It was the night before the massage, and I was hoping to relax. The room had a jacuzzi tub in it but I could not figure out how to turn it on. When I called the front desk to ask, they suggested I move the towel draped over the side of the tub and just push the button.
Thank you very much, why yes, there it is!
While I was waiting for the tub to fill, I put on the soft comfy robe that was hanging on a hook in the bathroom. When the tub was half-filled I decided to push the button to see if it worked.
Somehow, I missed seeing that all of the jets were pointing up.
With enormous force and noise, water went everywhere and I was mortified! I tried to turn off the water, and the jets relentlessly sprayed me. My only option was to take both arms covered in that nice robe and submerge them in the water to push down each jet as fast as possible.
The floor was wet, I was soaking wet and the robe – ruined.
Relax. Ha! Maybe. All I could do was clean up the water and laugh.
Triggers are like that. You don’t see the jets pointing up and suddenly you are drenched. You never see it coming.
I started my counseling session with that funny story, and a giggle. And then, I talked about the massage.
Maybe it’s just me. Most people like massages. Why don’t I? Maybe there’s more to it. I feel alone.
I talked about why it was so hard.
Maybe a lot of it had to do with expectations. I fully expected to enjoy it.
And when you didn’t, where was your voice?
I just kept thinking it would get better and it didn’t.
Not to mention, I was fully present. I was intently aware of the lighting, the smells, and every movement. In the past I would usually drift off into a peaceful land but that just doesn’t happen anymore. Even when I try.
So why didn’t I speak up? Why didn’t I use my voice?
I guess because I don’t know what to say, how much to say. Maybe it is just me! I feel so alone.
I shared with her that at my recent pap smear, the doctor brought a student into the room, and essentially I was examined twice. I just laid there staring at the ceiling squares grinding my teeth.
She reminds me, “You have the right to use your voice. You can say as much or as little as you want. You can say to the doctor that you do not want an extra person or student in the room, and you can let the massage therapist know that you may find it difficult and want to stop.

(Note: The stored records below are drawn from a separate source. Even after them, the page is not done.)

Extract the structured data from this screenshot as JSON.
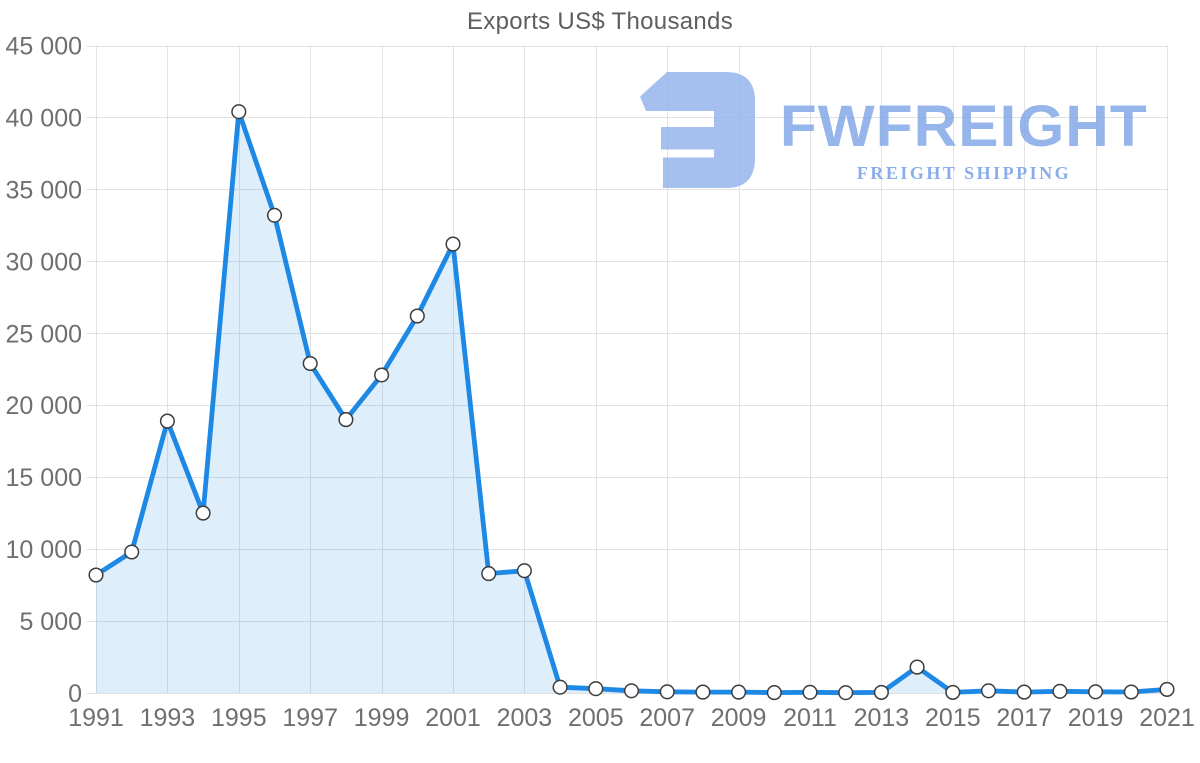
{
  "page": {
    "background": "#ffffff"
  },
  "chart_data": {
    "type": "area",
    "title": "Exports US$ Thousands",
    "xlabel": "",
    "ylabel": "",
    "x": [
      1991,
      1992,
      1993,
      1994,
      1995,
      1996,
      1997,
      1998,
      1999,
      2000,
      2001,
      2002,
      2003,
      2004,
      2005,
      2006,
      2007,
      2008,
      2009,
      2010,
      2011,
      2012,
      2013,
      2014,
      2015,
      2016,
      2017,
      2018,
      2019,
      2020,
      2021
    ],
    "values": [
      8200,
      9800,
      18900,
      12500,
      40400,
      33200,
      22900,
      19000,
      22100,
      26200,
      31200,
      8300,
      8500,
      400,
      300,
      150,
      80,
      60,
      60,
      30,
      50,
      20,
      40,
      1800,
      40,
      150,
      60,
      120,
      80,
      70,
      250
    ],
    "ylim": [
      0,
      45000
    ],
    "y_tick_interval": 5000,
    "y_tick_values": [
      0,
      5000,
      10000,
      15000,
      20000,
      25000,
      30000,
      35000,
      40000,
      45000
    ],
    "y_tick_labels": [
      "0",
      "5 000",
      "10 000",
      "15 000",
      "20 000",
      "25 000",
      "30 000",
      "35 000",
      "40 000",
      "45 000"
    ],
    "x_tick_years": [
      1991,
      1993,
      1995,
      1997,
      1999,
      2001,
      2003,
      2005,
      2007,
      2009,
      2011,
      2013,
      2015,
      2017,
      2019,
      2021
    ],
    "x_tick_labels": [
      "1991",
      "1993",
      "1995",
      "1997",
      "1999",
      "2001",
      "2003",
      "2005",
      "2007",
      "2009",
      "2011",
      "2013",
      "2015",
      "2017",
      "2019",
      "2021"
    ],
    "grid": true,
    "legend": "none",
    "colors": {
      "line": "#1e88e5",
      "fill": "rgba(30,136,229,0.14)",
      "marker_fill": "#ffffff",
      "marker_stroke": "#3d3d3d",
      "gridline": "#e2e2e2",
      "axis_label": "#6f6f6f",
      "title": "#5e5e5e"
    }
  },
  "logo": {
    "wordmark": "FWFREIGHT",
    "tagline": "FREIGHT SHIPPING",
    "icon": "fwfreight-f-icon",
    "color": "#9cb8eb"
  }
}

You have a voice, and you don’t have to be afraid to use it.”
I am a little disappointed that I didn’t say anything during the massage. I long to live in a world where you can say the words childhood sexual abuse and it does not take the air out of the room. It’s hard to say it and it’s hard to hear it, but it is much much harder to be silent, and endure.
The silence is deafening.
It’s just not fair! A massage should be enjoyed not tolerated. A check-up at the doctor is necessary! So many things can trigger me… still.
And she said, “Michelle, do you think after the resurrection, Jesus saw or heard a hammer and a nail?”
A long quiet pause as tears welled.
She continued, “I mean it’s not like that is a story in the Bible, but he was a carpenter. As he walked along, chances are he heard a hammer pounding a nail. Or saw the hammer going up and slamming down.”
Quiet. Breathing it all in.
Wow. Not alone.
He understands, even my triggers.
I am not alone.
You are not alone.
We are not alone. We can speak up. We can use our voice.